Muhammad Zafeer, chauffeur de taxi pakistanais à Athènes, se sent obligé de regarder autour de lui avant de se rendre à la prière. Dans la capitale grecque, plusieurs attaques racistes ont eu lieu contre des mosquées situées dans des vieux garages ou entrepôts. C'est pourquoi le projet de construction à Athènes d'une mosquée financée par l'Etat a été bien accueilli par les intéressés.
«Avant, les mosquées étaient pleines de monde, mais aujourd'hui, les gens ont peur d'aller prier», explique Zafeer. «La Grèce doit décider si elle se veut démocratique ou si elle veut retourner à l'époque du Moyen-Age», poursuit le chauffeur de taxi en haussant les épaules. Toutefois, ce projet de construction, qui a stagné trop longtemps, divise un pays qui a connu quatre siècles de règles turco-ottomanes.
«De l'argent pour la mosquée mais pas pour la population»
Peu après l'appel d'offre lancé par le gouvernement en mai pour l'édification de la mosquée, le parti grec d'extrême-droite, Aube Dorée, qui vise à «débarrasser la Grèce des immigrants», a promis de «se battre jusqu'au bout» pour que la mosquée ne voie jamais le jour. De même, un évêque local, Seraphim, était tellement furieux par ce projet qu'il a décidé de saisir la justice. Pour les opposants à la mosquée, Athènes ne peut se permettre, en pleine crise, de dépenser le million d'euros que la construction de la mosquée exige. «Il y a de l'argent pour construire une mosquée mais il n'y en a pas pour le quotidien de la population», s'est offusqué Aube Dorée, troisième parti le plus populaire de Grèce.
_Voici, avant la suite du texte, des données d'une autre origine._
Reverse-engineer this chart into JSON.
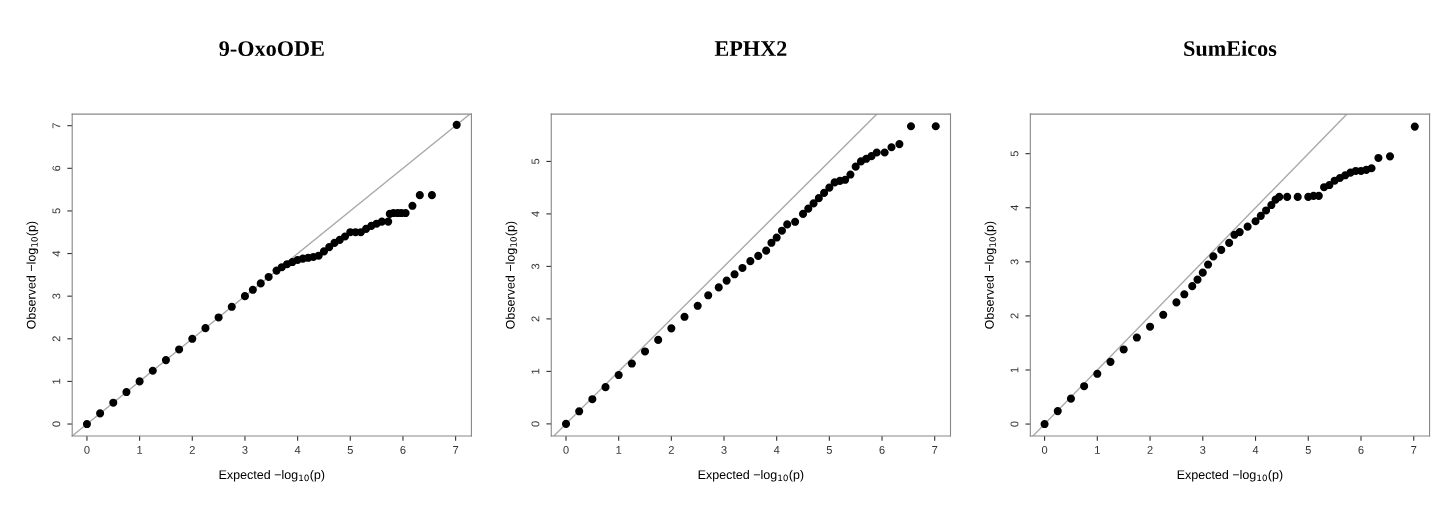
{
  "chart_data": [
    {
      "type": "scatter",
      "title": "9-OxoODE",
      "xlabel": "Expected −log$_{10}$(p)",
      "ylabel": "Observed −log$_{10}$(p)",
      "xlim": [
        -0.28,
        7.3
      ],
      "ylim": [
        -0.28,
        7.27
      ],
      "xticks": [
        0,
        1,
        2,
        3,
        4,
        5,
        6,
        7
      ],
      "yticks": [
        0,
        1,
        2,
        3,
        4,
        5,
        6,
        7
      ],
      "grid": false,
      "series": [
        {
          "type": "line",
          "color": "#aaaaaa",
          "marker": "none",
          "line_style": "solid",
          "x": [
            -0.28,
            7.27
          ],
          "values": [
            -0.28,
            7.27
          ]
        },
        {
          "color": "#000000",
          "marker": "circle",
          "x": [
            0,
            0.25,
            0.5,
            0.75,
            1,
            1.25,
            1.5,
            1.75,
            2,
            2.25,
            2.5,
            2.75,
            3,
            3.15,
            3.3,
            3.45,
            3.6,
            3.7,
            3.8,
            3.9,
            4.0,
            4.1,
            4.2,
            4.3,
            4.4,
            4.5,
            4.6,
            4.7,
            4.8,
            4.9,
            5.0,
            5.1,
            5.2,
            5.3,
            5.4,
            5.5,
            5.6,
            5.72,
            5.75,
            5.82,
            5.9,
            5.97,
            6.05,
            6.18,
            6.32,
            6.55,
            7.02
          ],
          "values": [
            0,
            0.25,
            0.5,
            0.75,
            1,
            1.25,
            1.5,
            1.75,
            2,
            2.25,
            2.5,
            2.75,
            3,
            3.15,
            3.3,
            3.45,
            3.6,
            3.68,
            3.75,
            3.8,
            3.85,
            3.88,
            3.9,
            3.92,
            3.95,
            4.05,
            4.15,
            4.25,
            4.32,
            4.4,
            4.5,
            4.5,
            4.5,
            4.58,
            4.65,
            4.7,
            4.75,
            4.75,
            4.93,
            4.95,
            4.95,
            4.95,
            4.95,
            5.12,
            5.37,
            5.37,
            7.02
          ]
        }
      ]
    },
    {
      "type": "scatter",
      "title": "EPHX2",
      "xlabel": "Expected −log$_{10}$(p)",
      "ylabel": "Observed −log$_{10}$(p)",
      "xlim": [
        -0.28,
        7.3
      ],
      "ylim": [
        -0.23,
        5.9
      ],
      "xticks": [
        0,
        1,
        2,
        3,
        4,
        5,
        6,
        7
      ],
      "yticks": [
        0,
        1,
        2,
        3,
        4,
        5
      ],
      "grid": false,
      "series": [
        {
          "type": "line",
          "color": "#aaaaaa",
          "marker": "none",
          "line_style": "solid",
          "x": [
            -0.23,
            5.9
          ],
          "values": [
            -0.23,
            5.9
          ]
        },
        {
          "color": "#000000",
          "marker": "circle",
          "x": [
            0,
            0.25,
            0.5,
            0.75,
            1,
            1.25,
            1.5,
            1.75,
            2,
            2.25,
            2.5,
            2.7,
            2.9,
            3.05,
            3.2,
            3.35,
            3.5,
            3.65,
            3.8,
            3.9,
            4.0,
            4.1,
            4.2,
            4.35,
            4.5,
            4.6,
            4.7,
            4.8,
            4.9,
            5.0,
            5.1,
            5.2,
            5.3,
            5.4,
            5.5,
            5.6,
            5.7,
            5.8,
            5.9,
            6.05,
            6.18,
            6.33,
            6.55,
            7.02
          ],
          "values": [
            0,
            0.24,
            0.47,
            0.7,
            0.93,
            1.15,
            1.38,
            1.6,
            1.82,
            2.04,
            2.25,
            2.45,
            2.6,
            2.73,
            2.85,
            2.97,
            3.1,
            3.2,
            3.3,
            3.45,
            3.55,
            3.68,
            3.8,
            3.85,
            4.0,
            4.1,
            4.2,
            4.3,
            4.4,
            4.5,
            4.6,
            4.63,
            4.65,
            4.75,
            4.9,
            5.0,
            5.05,
            5.1,
            5.17,
            5.17,
            5.27,
            5.33,
            5.67,
            5.67
          ]
        }
      ]
    },
    {
      "type": "scatter",
      "title": "SumEicos",
      "xlabel": "Expected −log$_{10}$(p)",
      "ylabel": "Observed −log$_{10}$(p)",
      "xlim": [
        -0.27,
        7.3
      ],
      "ylim": [
        -0.22,
        5.73
      ],
      "xticks": [
        0,
        1,
        2,
        3,
        4,
        5,
        6,
        7
      ],
      "yticks": [
        0,
        1,
        2,
        3,
        4,
        5
      ],
      "grid": false,
      "series": [
        {
          "type": "line",
          "color": "#aaaaaa",
          "marker": "none",
          "line_style": "solid",
          "x": [
            -0.22,
            5.73
          ],
          "values": [
            -0.22,
            5.73
          ]
        },
        {
          "color": "#000000",
          "marker": "circle",
          "x": [
            0,
            0.25,
            0.5,
            0.75,
            1,
            1.25,
            1.5,
            1.75,
            2,
            2.25,
            2.5,
            2.65,
            2.8,
            2.9,
            3.0,
            3.1,
            3.2,
            3.35,
            3.5,
            3.6,
            3.7,
            3.85,
            4.0,
            4.1,
            4.2,
            4.3,
            4.38,
            4.45,
            4.6,
            4.8,
            5.0,
            5.1,
            5.2,
            5.3,
            5.4,
            5.5,
            5.6,
            5.7,
            5.8,
            5.9,
            6.0,
            6.1,
            6.2,
            6.33,
            6.55,
            7.02
          ],
          "values": [
            0,
            0.24,
            0.47,
            0.7,
            0.93,
            1.15,
            1.38,
            1.6,
            1.8,
            2.02,
            2.25,
            2.4,
            2.55,
            2.67,
            2.8,
            2.95,
            3.1,
            3.22,
            3.35,
            3.5,
            3.55,
            3.65,
            3.75,
            3.85,
            3.95,
            4.05,
            4.15,
            4.2,
            4.2,
            4.2,
            4.2,
            4.22,
            4.22,
            4.38,
            4.42,
            4.5,
            4.55,
            4.6,
            4.65,
            4.68,
            4.68,
            4.7,
            4.73,
            4.92,
            4.95,
            5.5
          ]
        }
      ]
    }
  ]
}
Pour l'évêque Seraphim, le projet n'est pas constitutionnel et concourt à l'«islamisation» de la Grèce, pays qui accueille déjà de nombreux immigrants provenant du continent asiatique et souhaitant entrer dans l'Union européenne.
Athènes, seule ville d'Europe sans mosquée
L'Agence des Nations Unies pour les réfugiés, qui avait signalé une augmentation sans précédent du nombre d'attaques à motifs raciaux pendant la crise économique, a accusé les autorités de ne pas faire assez d'efforts pour lutter contre ce problème. Depuis le début de la crise, une mosquée a été incendiée et une autre criblée d'inscriptions obscènes à la peinture noire. «Il faut construire cette mosquée. Nous voulons vivre dans un pays libre, et en sécurité», déclare Shabaz Ahamed, musulman pakistanais qui se réfère par ces propos à sa mosquée qui avait été prise d'assaut par une foule en colère. Athènes, où aucune mosquée officielle n'a été construite depuis l'indépendance de la Grèce en 1832, a été pointée du doigt par Amnesty international notamment, pour être l'une des seules capitales européennes à n'abriter aucune mosquée. Pour le maire de la ville, Yiorgos Kaminis, favorable à la construction de l'édifice religieux, le retard du projet n'est pas une question d'argent. «Acheter une maison dans le quartier de Chalandri à Athènes coûte 500.000 euros, et nous ne pouvons pas nous permettre de construire une mosquée ? Même quand l'Etat avait plus d'argent, aucune mosquée n'a été construite», précise-t-il.